Opposite the pavilion of the Shah, glittering with the brilliance of the many squares with which it is covered, is a large tent, which shows us the mobile abode of the Persian ruler.
The tent plays a great part among the peoples of Iran, among whom are still many nomadic tribes; this part is much greater than we are accustomed to attribute to this primitive object. Let us now see the tent of the Shah of Persia, who must often cross sparsely populated provinces, across the immense plains, for the maintenance of his authority. The tent of Nasser-ed-Din is not especially different from other tents, which have served for thousands of years as mobile dwellings of the same type and construction. The only remarkable thing about this Persian tent is that it consists of two tents, the larger of which contains a smaller but much more valuable one. The inner tent, whose parquet floor is covered with carpets and whose canvas walls are covered inside and out with satin of different colours, is, so to speak, the reception room of the Schah, which has on both sides the bedroom and the bathroom.
The satin-covered walls can be closed tightly enough to prevent the slightest draught from entering.
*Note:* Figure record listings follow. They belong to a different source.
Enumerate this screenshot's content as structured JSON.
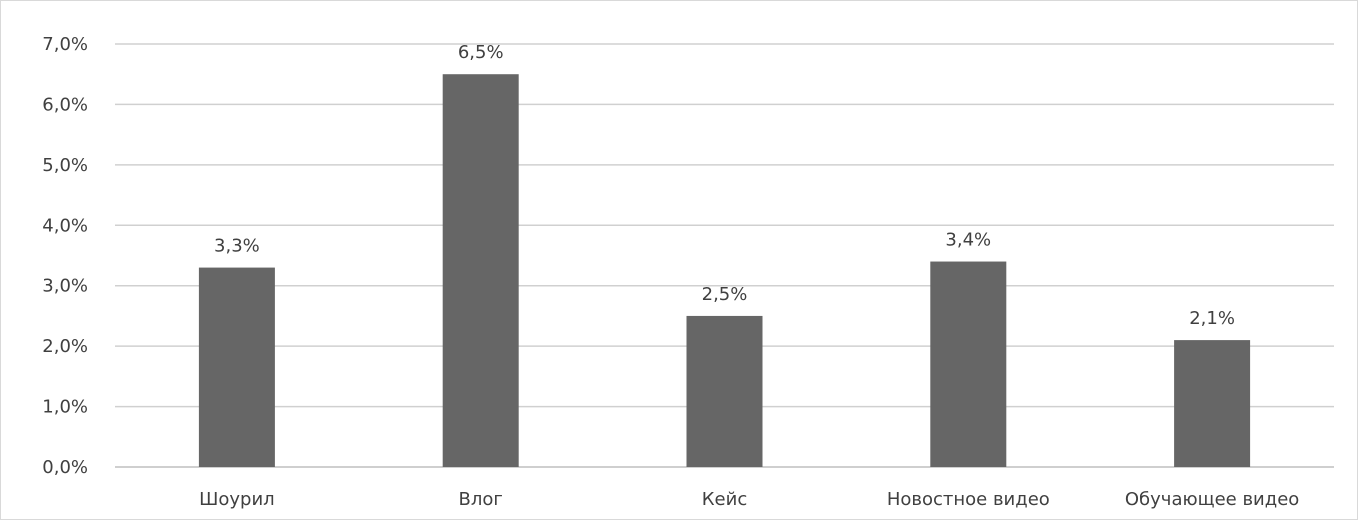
{
  "chart_data": {
    "type": "bar",
    "categories": [
      "Шоурил",
      "Влог",
      "Кейс",
      "Новостное видео",
      "Обучающее видео"
    ],
    "values": [
      3.3,
      6.5,
      2.5,
      3.4,
      2.1
    ],
    "data_labels": [
      "3,3%",
      "6,5%",
      "2,5%",
      "3,4%",
      "2,1%"
    ],
    "y_ticks": [
      0,
      1,
      2,
      3,
      4,
      5,
      6,
      7
    ],
    "y_tick_labels": [
      "0,0%",
      "1,0%",
      "2,0%",
      "3,0%",
      "4,0%",
      "5,0%",
      "6,0%",
      "7,0%"
    ],
    "ylim": [
      0,
      7
    ],
    "grid": true,
    "legend": "none",
    "colors": {
      "bar": "#666666",
      "grid": "#d0d0d0",
      "text": "#404040"
    }
  }
}
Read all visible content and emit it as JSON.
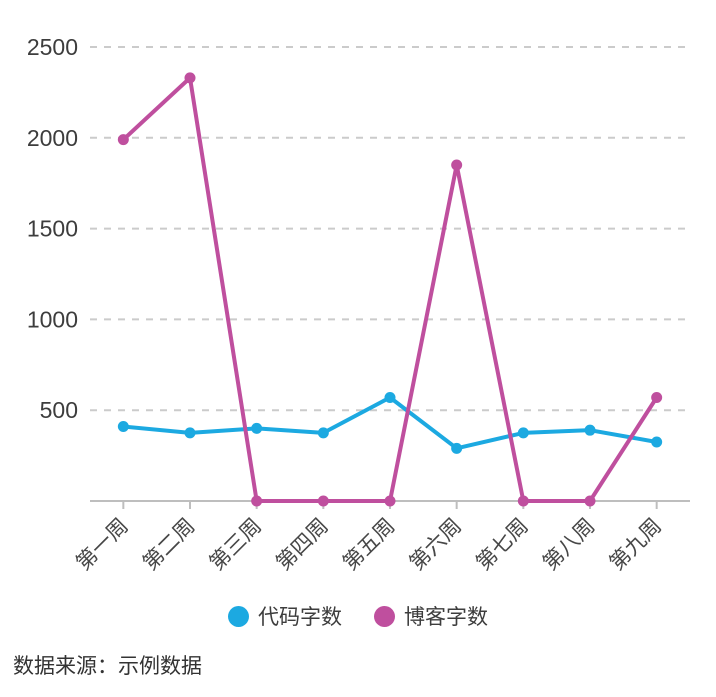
{
  "chart_data": {
    "type": "line",
    "title": "",
    "xlabel": "",
    "ylabel": "",
    "categories": [
      "第一周",
      "第二周",
      "第三周",
      "第四周",
      "第五周",
      "第六周",
      "第七周",
      "第八周",
      "第九周"
    ],
    "series": [
      {
        "name": "代码字数",
        "color": "#1CA9E1",
        "values": [
          410,
          375,
          400,
          375,
          570,
          290,
          375,
          390,
          325
        ]
      },
      {
        "name": "博客字数",
        "color": "#BF4F9E",
        "values": [
          1990,
          2330,
          0,
          0,
          0,
          1850,
          0,
          0,
          570
        ]
      }
    ],
    "ylim": [
      0,
      2500
    ],
    "yticks": [
      500,
      1000,
      1500,
      2000,
      2500
    ],
    "grid": "horizontal-dashed",
    "legend_position": "bottom",
    "x_label_rotation": -45
  },
  "legend": {
    "items": [
      {
        "label": "代码字数",
        "color": "#1CA9E1"
      },
      {
        "label": "博客字数",
        "color": "#BF4F9E"
      }
    ]
  },
  "footer": {
    "source_label": "数据来源：示例数据"
  },
  "colors": {
    "grid_line": "#CBCBCB",
    "axis_line": "#BEBEBE",
    "y_label": "#3D3D3D",
    "x_label": "#474747",
    "background": "#FFFFFF"
  }
}
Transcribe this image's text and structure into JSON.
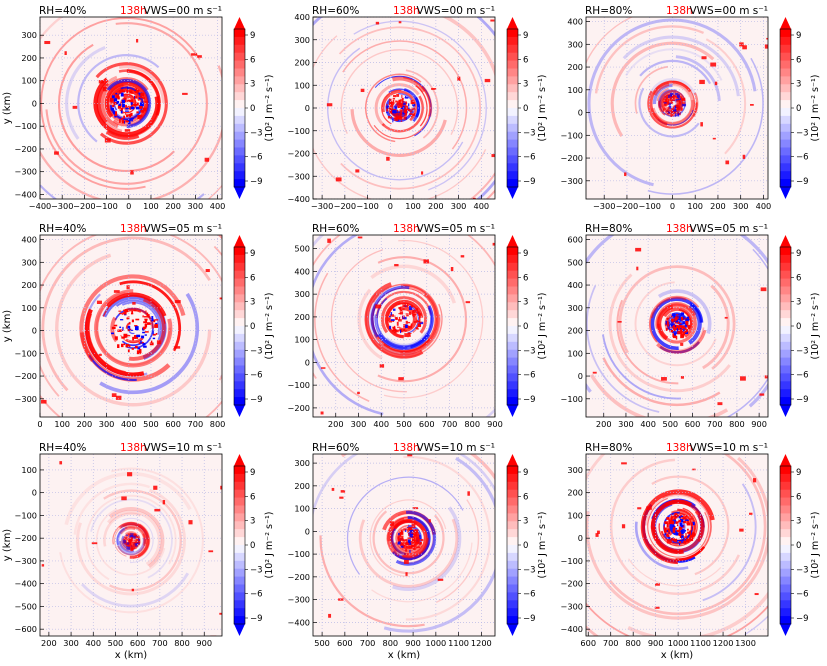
{
  "colors": {
    "positive": "#ff0000",
    "negative": "#0000ff",
    "zero": "#ffffff",
    "time_label": "#ff0000",
    "grid": "#b9b9e6"
  },
  "shared": {
    "time": "138h",
    "xlabel": "x (km)",
    "ylabel": "y (km)",
    "cbar_label": "(10² J m⁻² s⁻¹)",
    "cbar_ticks": [
      "9",
      "6",
      "3",
      "0",
      "−3",
      "−6",
      "−9"
    ]
  },
  "chart_data": [
    {
      "type": "heatmap",
      "rh": "RH=40%",
      "vws": "VWS=00 m s⁻¹",
      "xlim": [
        -400,
        420
      ],
      "ylim": [
        -420,
        380
      ],
      "xticks": [
        -400,
        -300,
        -200,
        -100,
        0,
        100,
        200,
        300,
        400
      ],
      "yticks": [
        -400,
        -300,
        -200,
        -100,
        0,
        100,
        200,
        300
      ],
      "center": [
        -10,
        0
      ],
      "radius": 200,
      "contrast": 1.0,
      "seed": 11
    },
    {
      "type": "heatmap",
      "rh": "RH=60%",
      "vws": "VWS=00 m s⁻¹",
      "xlim": [
        -340,
        460
      ],
      "ylim": [
        -400,
        400
      ],
      "xticks": [
        -300,
        -200,
        -100,
        0,
        100,
        200,
        300,
        400
      ],
      "yticks": [
        -400,
        -300,
        -200,
        -100,
        0,
        100,
        200,
        300,
        400
      ],
      "center": [
        40,
        0
      ],
      "radius": 160,
      "contrast": 0.85,
      "seed": 23
    },
    {
      "type": "heatmap",
      "rh": "RH=80%",
      "vws": "VWS=00 m s⁻¹",
      "xlim": [
        -380,
        420
      ],
      "ylim": [
        -380,
        420
      ],
      "xticks": [
        -300,
        -200,
        -100,
        0,
        100,
        200,
        300,
        400
      ],
      "yticks": [
        -300,
        -200,
        -100,
        0,
        100,
        200,
        300,
        400
      ],
      "center": [
        0,
        40
      ],
      "radius": 120,
      "contrast": 0.7,
      "seed": 37
    },
    {
      "type": "heatmap",
      "rh": "RH=40%",
      "vws": "VWS=05 m s⁻¹",
      "xlim": [
        0,
        820
      ],
      "ylim": [
        -380,
        420
      ],
      "xticks": [
        0,
        100,
        200,
        300,
        400,
        500,
        600,
        700,
        800
      ],
      "yticks": [
        -300,
        -200,
        -100,
        0,
        100,
        200,
        300,
        400
      ],
      "center": [
        420,
        10
      ],
      "radius": 260,
      "contrast": 1.0,
      "seed": 41
    },
    {
      "type": "heatmap",
      "rh": "RH=60%",
      "vws": "VWS=05 m s⁻¹",
      "xlim": [
        100,
        900
      ],
      "ylim": [
        -240,
        560
      ],
      "xticks": [
        200,
        300,
        400,
        500,
        600,
        700,
        800,
        900
      ],
      "yticks": [
        -200,
        -100,
        0,
        100,
        200,
        300,
        400,
        500
      ],
      "center": [
        500,
        190
      ],
      "radius": 180,
      "contrast": 0.85,
      "seed": 53
    },
    {
      "type": "heatmap",
      "rh": "RH=80%",
      "vws": "VWS=05 m s⁻¹",
      "xlim": [
        120,
        940
      ],
      "ylim": [
        -180,
        620
      ],
      "xticks": [
        200,
        300,
        400,
        500,
        600,
        700,
        800,
        900
      ],
      "yticks": [
        -100,
        0,
        100,
        200,
        300,
        400,
        500,
        600
      ],
      "center": [
        530,
        230
      ],
      "radius": 140,
      "contrast": 0.95,
      "seed": 67
    },
    {
      "type": "heatmap",
      "rh": "RH=40%",
      "vws": "VWS=10 m s⁻¹",
      "xlim": [
        160,
        980
      ],
      "ylim": [
        -630,
        170
      ],
      "xticks": [
        200,
        300,
        400,
        500,
        600,
        700,
        800,
        900
      ],
      "yticks": [
        -600,
        -500,
        -400,
        -300,
        -200,
        -100,
        0,
        100
      ],
      "center": [
        570,
        -210
      ],
      "radius": 90,
      "contrast": 0.5,
      "seed": 71
    },
    {
      "type": "heatmap",
      "rh": "RH=60%",
      "vws": "VWS=10 m s⁻¹",
      "xlim": [
        460,
        1260
      ],
      "ylim": [
        -460,
        340
      ],
      "xticks": [
        500,
        600,
        700,
        800,
        900,
        1000,
        1100,
        1200
      ],
      "yticks": [
        -400,
        -300,
        -200,
        -100,
        0,
        100,
        200,
        300
      ],
      "center": [
        880,
        -30
      ],
      "radius": 130,
      "contrast": 0.8,
      "seed": 83
    },
    {
      "type": "heatmap",
      "rh": "RH=80%",
      "vws": "VWS=10 m s⁻¹",
      "xlim": [
        590,
        1400
      ],
      "ylim": [
        -430,
        370
      ],
      "xticks": [
        600,
        700,
        800,
        900,
        1000,
        1100,
        1200,
        1300
      ],
      "yticks": [
        -400,
        -300,
        -200,
        -100,
        0,
        100,
        200,
        300
      ],
      "center": [
        1000,
        50
      ],
      "radius": 170,
      "contrast": 1.0,
      "seed": 97
    }
  ]
}
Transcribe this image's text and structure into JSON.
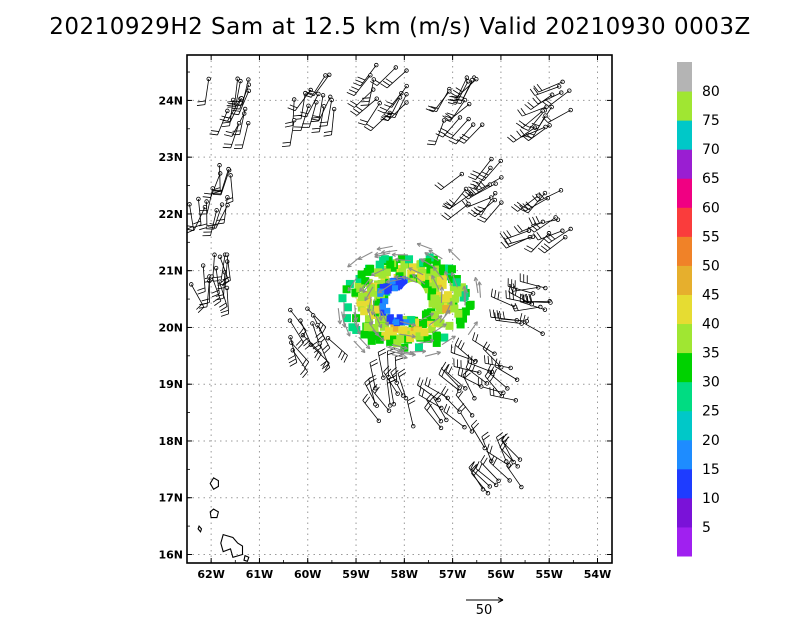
{
  "chart_data": {
    "type": "scatter",
    "title": "20210929H2 Sam at 12.5 km (m/s) Valid 20210930 0003Z",
    "xlabel": "",
    "ylabel": "",
    "x_range": [
      -62.5,
      -53.7
    ],
    "y_range": [
      15.85,
      24.8
    ],
    "x_ticks": [
      {
        "value": -62,
        "label": "62W"
      },
      {
        "value": -61,
        "label": "61W"
      },
      {
        "value": -60,
        "label": "60W"
      },
      {
        "value": -59,
        "label": "59W"
      },
      {
        "value": -58,
        "label": "58W"
      },
      {
        "value": -57,
        "label": "57W"
      },
      {
        "value": -56,
        "label": "56W"
      },
      {
        "value": -55,
        "label": "55W"
      },
      {
        "value": -54,
        "label": "54W"
      }
    ],
    "y_ticks": [
      {
        "value": 16,
        "label": "16N"
      },
      {
        "value": 17,
        "label": "17N"
      },
      {
        "value": 18,
        "label": "18N"
      },
      {
        "value": 19,
        "label": "19N"
      },
      {
        "value": 20,
        "label": "20N"
      },
      {
        "value": 21,
        "label": "21N"
      },
      {
        "value": 22,
        "label": "22N"
      },
      {
        "value": 23,
        "label": "23N"
      },
      {
        "value": 24,
        "label": "24N"
      }
    ],
    "grid": true,
    "center": {
      "lon": -57.95,
      "lat": 20.45
    },
    "colorbar": {
      "labels": [
        "5",
        "10",
        "15",
        "20",
        "25",
        "30",
        "35",
        "40",
        "45",
        "50",
        "55",
        "60",
        "65",
        "70",
        "75",
        "80"
      ],
      "colors": [
        "#a020f0",
        "#7a12d8",
        "#1e3cff",
        "#1e8cff",
        "#00c8c8",
        "#00dc82",
        "#00d200",
        "#a0e632",
        "#e6dc32",
        "#e6af2d",
        "#f08228",
        "#fa3c3c",
        "#f00082",
        "#9a1ed2",
        "#00c8c8",
        "#a0e632",
        "#b4b4b4"
      ]
    },
    "reference_vector": {
      "label": "50",
      "value": 50
    },
    "barb_series": [
      {
        "name": "",
        "lon": -61.6,
        "lat": 24.0,
        "wspd_ms": 20,
        "wdir_deg": 200
      },
      {
        "name": "",
        "lon": -59.9,
        "lat": 24.1,
        "wspd_ms": 20,
        "wdir_deg": 200
      },
      {
        "name": "",
        "lon": -58.3,
        "lat": 24.2,
        "wspd_ms": 25,
        "wdir_deg": 210
      },
      {
        "name": "",
        "lon": -56.8,
        "lat": 24.0,
        "wspd_ms": 25,
        "wdir_deg": 220
      },
      {
        "name": "",
        "lon": -55.0,
        "lat": 23.9,
        "wspd_ms": 20,
        "wdir_deg": 230
      },
      {
        "name": "",
        "lon": -62.0,
        "lat": 22.5,
        "wspd_ms": 20,
        "wdir_deg": 190
      },
      {
        "name": "",
        "lon": -56.4,
        "lat": 22.6,
        "wspd_ms": 25,
        "wdir_deg": 230
      },
      {
        "name": "",
        "lon": -55.0,
        "lat": 22.0,
        "wspd_ms": 25,
        "wdir_deg": 240
      },
      {
        "name": "",
        "lon": -62.0,
        "lat": 21.0,
        "wspd_ms": 20,
        "wdir_deg": 170
      },
      {
        "name": "",
        "lon": -60.0,
        "lat": 20.0,
        "wspd_ms": 25,
        "wdir_deg": 150
      },
      {
        "name": "",
        "lon": -55.3,
        "lat": 20.3,
        "wspd_ms": 25,
        "wdir_deg": 280
      },
      {
        "name": "",
        "lon": -56.1,
        "lat": 19.1,
        "wspd_ms": 25,
        "wdir_deg": 300
      },
      {
        "name": "",
        "lon": -56.9,
        "lat": 18.6,
        "wspd_ms": 20,
        "wdir_deg": 320
      },
      {
        "name": "",
        "lon": -58.2,
        "lat": 18.7,
        "wspd_ms": 20,
        "wdir_deg": 340
      },
      {
        "name": "",
        "lon": -56.0,
        "lat": 17.5,
        "wspd_ms": 20,
        "wdir_deg": 320
      }
    ]
  }
}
The space left free by the middle tent offers enough room for the movement of the guards and servants of the "King of Kings".
The tent is moored to the ground by means of 16 pairs of ropes, and so solidly that the most violent storm cannot detach this light construction from the ground; the great hurricane which, on 29 June last, took away the captive balloon attached to a hundred ropes, could not do anything to the Persian tent.